De gelovigen uit Nederwetten gingen aanvankelijk te voet naar de kerk in Gerwen. Maar dat was men al snel beu en men wilde een eigen kerkgebouw. Daar het in die tijd nog niet gebruikelijk was om een stenen gebouw te plaatsen, omdat men niet over steenovens beschikte, werd er vooral in hout gebouwd. Als er al ergens steen werd gebruikt dan was dat tufsteen uit de Eifel in Duitsland of baksteen uit Vlaanderen. En het was een kostbare klus om al die materialen van zover aan te voeren. Aanvankelijk ging men over op het gebruik van zogenaamde zonnebakkers, steen uit leem en klei, gedroogd in de zon.
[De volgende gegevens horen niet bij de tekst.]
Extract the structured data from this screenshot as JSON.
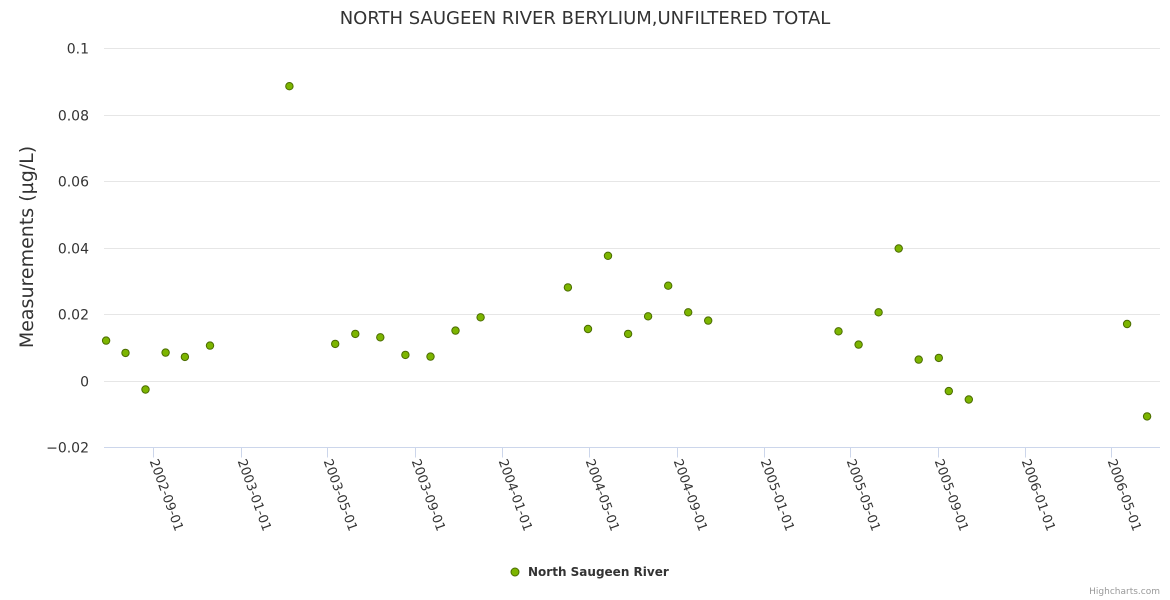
{
  "chart_data": {
    "type": "scatter",
    "title": "NORTH SAUGEEN RIVER BERYLIUM,UNFILTERED TOTAL",
    "xlabel": "",
    "ylabel": "Measurements (µg/L)",
    "ylim": [
      -0.02,
      0.1
    ],
    "yticks": [
      "0.1",
      "0.08",
      "0.06",
      "0.04",
      "0.02",
      "0",
      "−0.02"
    ],
    "ytick_values": [
      0.1,
      0.08,
      0.06,
      0.04,
      0.02,
      0,
      -0.02
    ],
    "xlim": [
      "2002-06-24",
      "2006-07-08"
    ],
    "xticks": [
      "2002-09-01",
      "2003-01-01",
      "2003-05-01",
      "2003-09-01",
      "2004-01-01",
      "2004-05-01",
      "2004-09-01",
      "2005-01-01",
      "2005-05-01",
      "2005-09-01",
      "2006-01-01",
      "2006-05-01"
    ],
    "grid": true,
    "legend": "bottom-center",
    "series": [
      {
        "name": "North Saugeen River",
        "color": "#7cb500",
        "points": [
          {
            "x": "2002-06-27",
            "y": 0.012
          },
          {
            "x": "2002-07-24",
            "y": 0.0083
          },
          {
            "x": "2002-08-21",
            "y": -0.0027
          },
          {
            "x": "2002-09-18",
            "y": 0.0084
          },
          {
            "x": "2002-10-15",
            "y": 0.0071
          },
          {
            "x": "2002-11-19",
            "y": 0.0105
          },
          {
            "x": "2003-03-10",
            "y": 0.0885
          },
          {
            "x": "2003-05-13",
            "y": 0.011
          },
          {
            "x": "2003-06-10",
            "y": 0.014
          },
          {
            "x": "2003-07-15",
            "y": 0.013
          },
          {
            "x": "2003-08-19",
            "y": 0.0077
          },
          {
            "x": "2003-09-23",
            "y": 0.0072
          },
          {
            "x": "2003-10-28",
            "y": 0.015
          },
          {
            "x": "2003-12-02",
            "y": 0.019
          },
          {
            "x": "2004-04-02",
            "y": 0.028
          },
          {
            "x": "2004-04-30",
            "y": 0.0155
          },
          {
            "x": "2004-05-28",
            "y": 0.0375
          },
          {
            "x": "2004-06-25",
            "y": 0.014
          },
          {
            "x": "2004-07-23",
            "y": 0.0193
          },
          {
            "x": "2004-08-20",
            "y": 0.0285
          },
          {
            "x": "2004-09-17",
            "y": 0.0205
          },
          {
            "x": "2004-10-15",
            "y": 0.018
          },
          {
            "x": "2005-04-15",
            "y": 0.0148
          },
          {
            "x": "2005-05-13",
            "y": 0.0108
          },
          {
            "x": "2005-06-10",
            "y": 0.0205
          },
          {
            "x": "2005-07-08",
            "y": 0.0397
          },
          {
            "x": "2005-08-05",
            "y": 0.0063
          },
          {
            "x": "2005-09-02",
            "y": 0.0068
          },
          {
            "x": "2005-09-16",
            "y": -0.0032
          },
          {
            "x": "2005-10-14",
            "y": -0.0057
          },
          {
            "x": "2006-05-23",
            "y": 0.017
          },
          {
            "x": "2006-06-20",
            "y": -0.0108
          }
        ]
      }
    ]
  },
  "credits": "Highcharts.com"
}
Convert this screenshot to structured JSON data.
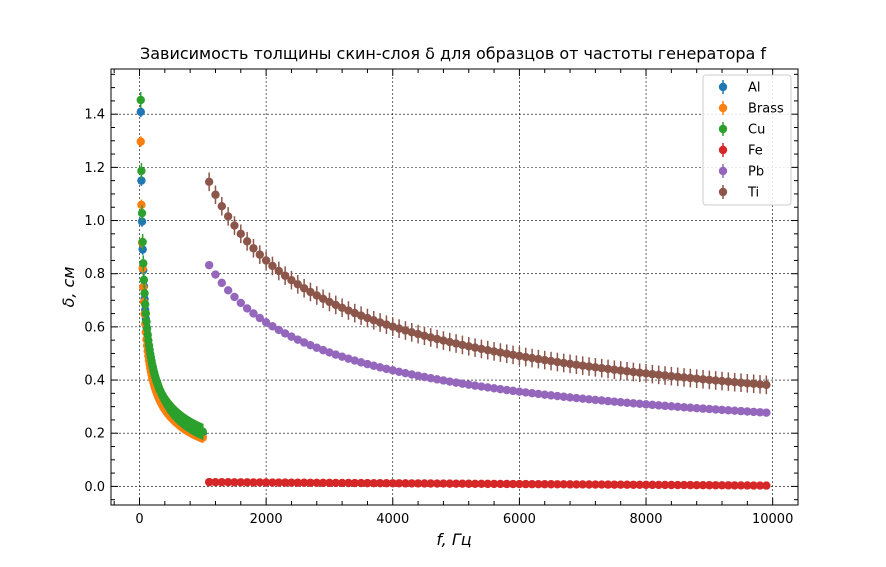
{
  "chart_data": {
    "type": "scatter",
    "title": "Зависимость толщины скин-слоя δ для образцов от частоты генератора f",
    "xlabel": "f, Гц",
    "ylabel": "δ, см",
    "xlim": [
      -450,
      10400
    ],
    "ylim": [
      -0.07,
      1.57
    ],
    "xticks": [
      0,
      2000,
      4000,
      6000,
      8000,
      10000
    ],
    "yticks": [
      0.0,
      0.2,
      0.4,
      0.6,
      0.8,
      1.0,
      1.2,
      1.4
    ],
    "xtick_labels": [
      "0",
      "2000",
      "4000",
      "6000",
      "8000",
      "10000"
    ],
    "ytick_labels": [
      "0.0",
      "0.2",
      "0.4",
      "0.6",
      "0.8",
      "1.0",
      "1.2",
      "1.4"
    ],
    "grid": true,
    "legend_position": "top-right",
    "series": [
      {
        "name": "Al",
        "color": "#1f77b4",
        "model": "power",
        "k": 6.3,
        "f_start": 20,
        "f_end": 1000,
        "step": 10,
        "err": 0.02
      },
      {
        "name": "Brass",
        "color": "#ff7f0e",
        "model": "power",
        "k": 5.8,
        "f_start": 20,
        "f_end": 1000,
        "step": 10,
        "err": 0.02
      },
      {
        "name": "Cu",
        "color": "#2ca02c",
        "model": "power",
        "k": 6.5,
        "f_start": 20,
        "f_end": 1000,
        "step": 10,
        "err": 0.03
      },
      {
        "name": "Fe",
        "color": "#d62728",
        "model": "linear",
        "y_start": 0.016,
        "y_end": 0.003,
        "f_start": 1100,
        "f_end": 9900,
        "step": 100,
        "err": 0.005
      },
      {
        "name": "Pb",
        "color": "#9467bd",
        "model": "power",
        "k": 27.6,
        "f_start": 1100,
        "f_end": 9900,
        "step": 100,
        "err": 0.015
      },
      {
        "name": "Ti",
        "color": "#8c564b",
        "model": "power",
        "k": 38.0,
        "f_start": 1100,
        "f_end": 9900,
        "step": 100,
        "err": 0.035
      }
    ]
  }
}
Pas veel later werden de eerste steenovens gebouwd en werden er stenen in de buurt gebakken evenals dakpannen voor de dakbedekking. Men startte met de bouw van een eenvoudig stenen kerkje in 1244. Dit werd een eenvoudige zaalkerk met daarachter een versmald koor, naar voorbeeld van Gerwen en Nuenen, waar ook iets dergelijks was gebouwd.

Op verzoek van de bisschop van Luik werd op 4 september 1244 door de gewezen bisschop van Lausanne (Bonifatius) de parochiekerk ingewijd. De geestelijke verzorging van het gehucht en de kerk geschiedde door een religieus uit Rolduc of een door het klooster Hooidonk aangestelde pastoor die dan op Hooidonk woonde. De heilige Lambertus werd de patroonheilige en zou dit tot heden ten dage blijven.
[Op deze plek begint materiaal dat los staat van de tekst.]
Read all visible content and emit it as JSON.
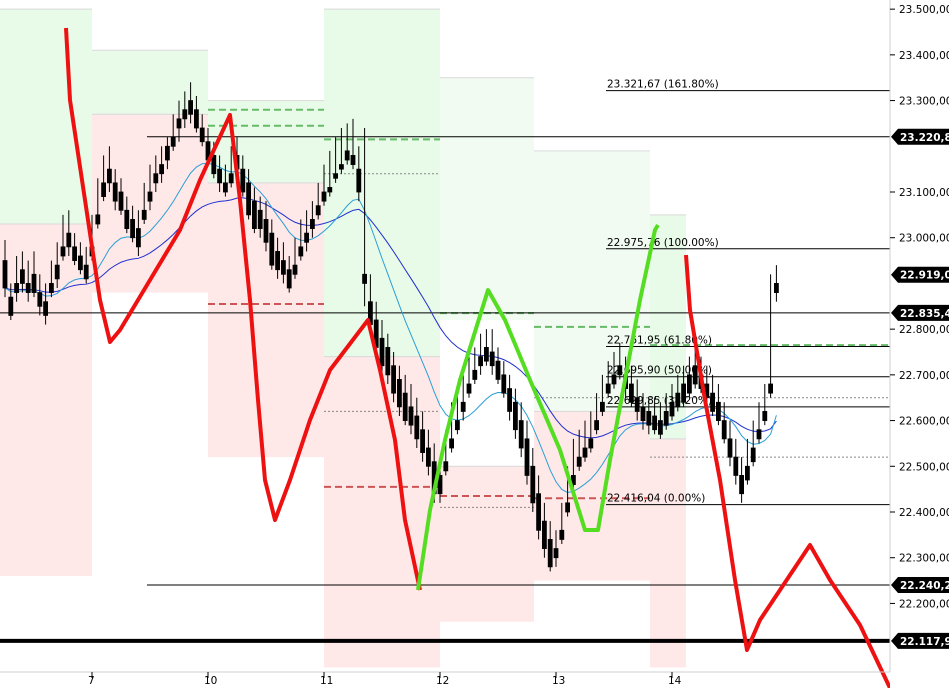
{
  "chart_data": {
    "type": "candlestick",
    "title": "",
    "xlabel": "",
    "ylabel": "",
    "ylim": [
      22050,
      23520
    ],
    "x_ticks": [
      {
        "label": "7",
        "slot": 15
      },
      {
        "label": "10",
        "slot": 35
      },
      {
        "label": "11",
        "slot": 55
      },
      {
        "label": "12",
        "slot": 75
      },
      {
        "label": "13",
        "slot": 95
      },
      {
        "label": "14",
        "slot": 115
      }
    ],
    "y_ticks": [
      {
        "label": "23.500,00",
        "value": 23500
      },
      {
        "label": "23.400,00",
        "value": 23400
      },
      {
        "label": "23.300,00",
        "value": 23300
      },
      {
        "label": "23.100,00",
        "value": 23100
      },
      {
        "label": "23.000,00",
        "value": 23000
      },
      {
        "label": "22.800,00",
        "value": 22800
      },
      {
        "label": "22.700,00",
        "value": 22700
      },
      {
        "label": "22.600,00",
        "value": 22600
      },
      {
        "label": "22.500,00",
        "value": 22500
      },
      {
        "label": "22.400,00",
        "value": 22400
      },
      {
        "label": "22.300,00",
        "value": 22300
      },
      {
        "label": "22.200,00",
        "value": 22200
      }
    ],
    "price_tags": [
      {
        "label": "23.220,83",
        "value": 23220.83
      },
      {
        "label": "22.919,02",
        "value": 22919.02
      },
      {
        "label": "22.835,48",
        "value": 22835.48
      },
      {
        "label": "22.240,23",
        "value": 22240.23
      },
      {
        "label": "22.117,96",
        "value": 22117.96
      }
    ],
    "fibonacci": [
      {
        "label": "23.321,67 (161.80%)",
        "value": 23321.67
      },
      {
        "label": "22.975,76 (100.00%)",
        "value": 22975.76
      },
      {
        "label": "22.761,95 (61.80%)",
        "value": 22761.95
      },
      {
        "label": "22.695,90 (50.00%)",
        "value": 22695.9
      },
      {
        "label": "22.629,85 (38.20%)",
        "value": 22629.85
      },
      {
        "label": "22.416,04 (0.00%)",
        "value": 22416.04
      }
    ],
    "candles": [
      [
        22950,
        22995,
        22890,
        22870
      ],
      [
        22870,
        22900,
        22830,
        22820
      ],
      [
        22900,
        22960,
        22880,
        22860
      ],
      [
        22930,
        22970,
        22900,
        22880
      ],
      [
        22900,
        22950,
        22880,
        22860
      ],
      [
        22920,
        22970,
        22880,
        22870
      ],
      [
        22880,
        22920,
        22850,
        22830
      ],
      [
        22860,
        22900,
        22830,
        22810
      ],
      [
        22900,
        22950,
        22880,
        22870
      ],
      [
        22940,
        22990,
        22910,
        22890
      ],
      [
        22980,
        23050,
        22960,
        22950
      ],
      [
        23010,
        23060,
        22980,
        22960
      ],
      [
        22980,
        23010,
        22950,
        22940
      ],
      [
        22960,
        22990,
        22930,
        22920
      ],
      [
        22940,
        22980,
        22910,
        22900
      ],
      [
        22980,
        23050,
        22960,
        22950
      ],
      [
        23050,
        23130,
        23030,
        23020
      ],
      [
        23120,
        23180,
        23090,
        23080
      ],
      [
        23150,
        23200,
        23120,
        23100
      ],
      [
        23120,
        23150,
        23080,
        23060
      ],
      [
        23100,
        23130,
        23060,
        23050
      ],
      [
        23060,
        23090,
        23020,
        23010
      ],
      [
        23040,
        23070,
        23000,
        22990
      ],
      [
        23020,
        23060,
        22980,
        22960
      ],
      [
        23060,
        23120,
        23040,
        23030
      ],
      [
        23100,
        23160,
        23080,
        23060
      ],
      [
        23140,
        23180,
        23120,
        23100
      ],
      [
        23160,
        23200,
        23140,
        23120
      ],
      [
        23200,
        23220,
        23170,
        23150
      ],
      [
        23220,
        23270,
        23200,
        23190
      ],
      [
        23260,
        23300,
        23240,
        23210
      ],
      [
        23280,
        23320,
        23260,
        23240
      ],
      [
        23300,
        23340,
        23270,
        23250
      ],
      [
        23280,
        23310,
        23240,
        23230
      ],
      [
        23240,
        23270,
        23210,
        23200
      ],
      [
        23210,
        23240,
        23170,
        23160
      ],
      [
        23180,
        23210,
        23140,
        23130
      ],
      [
        23150,
        23180,
        23120,
        23100
      ],
      [
        23120,
        23160,
        23100,
        23090
      ],
      [
        23140,
        23200,
        23120,
        23110
      ],
      [
        23180,
        23220,
        23150,
        23130
      ],
      [
        23150,
        23180,
        23100,
        23090
      ],
      [
        23120,
        23150,
        23050,
        23040
      ],
      [
        23080,
        23110,
        23020,
        23010
      ],
      [
        23060,
        23090,
        23020,
        23000
      ],
      [
        23040,
        23080,
        22990,
        22970
      ],
      [
        23010,
        23040,
        22940,
        22930
      ],
      [
        22970,
        23000,
        22930,
        22910
      ],
      [
        22950,
        22990,
        22920,
        22900
      ],
      [
        22930,
        22960,
        22890,
        22880
      ],
      [
        22940,
        23000,
        22920,
        22910
      ],
      [
        22980,
        23040,
        22960,
        22950
      ],
      [
        23010,
        23060,
        22990,
        22970
      ],
      [
        23040,
        23080,
        23020,
        23000
      ],
      [
        23070,
        23120,
        23050,
        23040
      ],
      [
        23100,
        23160,
        23080,
        23070
      ],
      [
        23110,
        23190,
        23100,
        23090
      ],
      [
        23140,
        23220,
        23130,
        23120
      ],
      [
        23160,
        23240,
        23150,
        23140
      ],
      [
        23190,
        23250,
        23170,
        23160
      ],
      [
        23180,
        23260,
        23160,
        23150
      ],
      [
        23150,
        23200,
        23100,
        23080
      ],
      [
        22920,
        23240,
        22900,
        22850
      ],
      [
        22860,
        22920,
        22810,
        22790
      ],
      [
        22820,
        22860,
        22760,
        22740
      ],
      [
        22780,
        22820,
        22720,
        22700
      ],
      [
        22760,
        22790,
        22700,
        22680
      ],
      [
        22720,
        22750,
        22660,
        22640
      ],
      [
        22690,
        22720,
        22630,
        22610
      ],
      [
        22660,
        22700,
        22600,
        22590
      ],
      [
        22630,
        22680,
        22590,
        22570
      ],
      [
        22610,
        22650,
        22560,
        22540
      ],
      [
        22580,
        22620,
        22530,
        22510
      ],
      [
        22540,
        22580,
        22500,
        22480
      ],
      [
        22510,
        22550,
        22440,
        22420
      ],
      [
        22480,
        22520,
        22440,
        22420
      ],
      [
        22510,
        22580,
        22490,
        22480
      ],
      [
        22560,
        22640,
        22540,
        22530
      ],
      [
        22600,
        22660,
        22580,
        22570
      ],
      [
        22640,
        22700,
        22620,
        22600
      ],
      [
        22680,
        22740,
        22660,
        22650
      ],
      [
        22710,
        22760,
        22690,
        22680
      ],
      [
        22740,
        22790,
        22720,
        22700
      ],
      [
        22760,
        22800,
        22730,
        22720
      ],
      [
        22750,
        22800,
        22720,
        22700
      ],
      [
        22730,
        22760,
        22690,
        22680
      ],
      [
        22700,
        22730,
        22660,
        22650
      ],
      [
        22670,
        22700,
        22620,
        22600
      ],
      [
        22640,
        22670,
        22580,
        22560
      ],
      [
        22600,
        22640,
        22540,
        22520
      ],
      [
        22560,
        22600,
        22480,
        22460
      ],
      [
        22500,
        22540,
        22420,
        22400
      ],
      [
        22440,
        22480,
        22360,
        22340
      ],
      [
        22380,
        22420,
        22320,
        22300
      ],
      [
        22340,
        22380,
        22280,
        22270
      ],
      [
        22320,
        22360,
        22300,
        22280
      ],
      [
        22360,
        22420,
        22340,
        22330
      ],
      [
        22420,
        22500,
        22400,
        22390
      ],
      [
        22480,
        22560,
        22460,
        22450
      ],
      [
        22520,
        22580,
        22500,
        22490
      ],
      [
        22540,
        22600,
        22520,
        22510
      ],
      [
        22560,
        22620,
        22540,
        22530
      ],
      [
        22600,
        22660,
        22580,
        22570
      ],
      [
        22640,
        22700,
        22620,
        22610
      ],
      [
        22680,
        22730,
        22660,
        22650
      ],
      [
        22700,
        22750,
        22680,
        22670
      ],
      [
        22720,
        22770,
        22700,
        22690
      ],
      [
        22700,
        22740,
        22670,
        22650
      ],
      [
        22680,
        22720,
        22640,
        22630
      ],
      [
        22650,
        22690,
        22620,
        22600
      ],
      [
        22630,
        22660,
        22600,
        22580
      ],
      [
        22620,
        22650,
        22590,
        22570
      ],
      [
        22610,
        22650,
        22580,
        22570
      ],
      [
        22600,
        22640,
        22570,
        22560
      ],
      [
        22620,
        22660,
        22590,
        22580
      ],
      [
        22640,
        22680,
        22610,
        22600
      ],
      [
        22660,
        22700,
        22630,
        22620
      ],
      [
        22680,
        22720,
        22640,
        22630
      ],
      [
        22700,
        22740,
        22660,
        22650
      ],
      [
        22720,
        22760,
        22680,
        22670
      ],
      [
        22700,
        22740,
        22670,
        22660
      ],
      [
        22680,
        22720,
        22650,
        22640
      ],
      [
        22660,
        22700,
        22620,
        22610
      ],
      [
        22640,
        22680,
        22600,
        22590
      ],
      [
        22600,
        22640,
        22560,
        22550
      ],
      [
        22560,
        22600,
        22520,
        22500
      ],
      [
        22520,
        22560,
        22480,
        22460
      ],
      [
        22480,
        22520,
        22440,
        22420
      ],
      [
        22500,
        22560,
        22470,
        22460
      ],
      [
        22540,
        22600,
        22510,
        22500
      ],
      [
        22580,
        22640,
        22560,
        22550
      ],
      [
        22620,
        22680,
        22600,
        22590
      ],
      [
        22680,
        22920,
        22660,
        22650
      ],
      [
        22900,
        22940,
        22880,
        22860
      ]
    ],
    "ema_fast": [],
    "ema_slow": []
  }
}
Tweehonderd jaar later tussen 1438 en 1442 werd er op dezelfde plaats, na afbraak van de eerste kerk, een nieuwe, veel grotere kerk gebouwd. Deze kerk kreeg ook een toren welke voor meer dan de helft omsloten werd door het middenschip. Op deze wijze was het mogelijk om via de toren met een trap naar de galerij te komen, de zogenaamde nonnengalerij. Deze galerij was min of meer afgesloten van de rest van de kerk, zodat de nonnen ongezien en in afzondering de mis konden volgen. De kerk werd in 1442 ingewijd en de parochie ressorteerde onder het bisdom Luik. Het bisdom Den Bosch bestond toen nog niet. Dit werd in 1562 opgericht.
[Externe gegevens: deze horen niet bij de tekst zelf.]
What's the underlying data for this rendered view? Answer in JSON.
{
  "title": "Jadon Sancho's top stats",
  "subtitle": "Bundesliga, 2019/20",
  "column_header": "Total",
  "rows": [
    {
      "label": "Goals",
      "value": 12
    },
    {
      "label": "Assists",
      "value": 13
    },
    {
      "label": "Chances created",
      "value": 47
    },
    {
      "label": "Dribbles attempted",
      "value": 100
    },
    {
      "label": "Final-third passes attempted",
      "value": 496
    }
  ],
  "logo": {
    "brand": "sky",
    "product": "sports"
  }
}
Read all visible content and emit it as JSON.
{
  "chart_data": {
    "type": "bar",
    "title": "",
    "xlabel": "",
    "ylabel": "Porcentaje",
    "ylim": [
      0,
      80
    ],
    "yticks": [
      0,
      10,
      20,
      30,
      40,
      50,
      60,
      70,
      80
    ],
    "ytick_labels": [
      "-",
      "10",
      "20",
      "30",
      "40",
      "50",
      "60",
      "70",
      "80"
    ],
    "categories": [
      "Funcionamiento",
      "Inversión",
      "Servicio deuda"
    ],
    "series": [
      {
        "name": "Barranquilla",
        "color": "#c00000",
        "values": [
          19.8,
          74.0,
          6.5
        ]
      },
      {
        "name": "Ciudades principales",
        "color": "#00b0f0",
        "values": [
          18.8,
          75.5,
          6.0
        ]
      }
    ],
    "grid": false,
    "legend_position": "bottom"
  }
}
De toren van deze kerk is nog steeds in het veld langs de Dommel terug te vinden. Slechts een geconserveerde ruïne is er nog overgebleven. De oorspronkelijke weg of pad langs de Dommel naar het klooster Hooidonk is in de loop der tijd verdwenen.

De ruwe maten van de oude kerk zijn: de hoogte van de toren inclusief de oorspronkelijke spits was 26 meter.

 

De uitwendige lengte van de kek was 22,52 meter.

 

De uitwendige breedte van het schip bedroeg 9,24 meter.

De oude St. Lambertus kerk te Nederwetten in ca. 1890. De bewoners van de gehuchten Eckart en Bokt staken regelmatig de Dommel over om naar de kerk te gaan. Hier is de kerk al ernstig in verval en zal na 1896 niet meer gebruikt worden.

De oude toren op de Kerkhoef te Nederwetten; foto uit 1935. De spits waaide in 1938 van de toren. Op de voorgrond Dorra Kuijpers.

In 1512 hebben de Gelderse troepen de kerk geplunderd en in brand gestoken. Naast het hoofdaltaar, gewijd aan de heilige Lambertus, zou er ook een altaar zijn gewijd aan de Lieve Vrouwe en het Heilig Kruis. Dit mede door het Heilig Kruis partikel wat daar opgeborgen zou zijn na het zogenaamde wonder van Hooidonk. Ondanks het feit dat er in 1625 al sprake is van het schuttersgilde van Sint Anna, was er nooit een altaar naar haar genoemd. In 1648 treft ook Nederwetten het lot, evenals Gerwen en Nuenen, dat de kerk ontruimd dient te worden en overgedragen aan de protestanten.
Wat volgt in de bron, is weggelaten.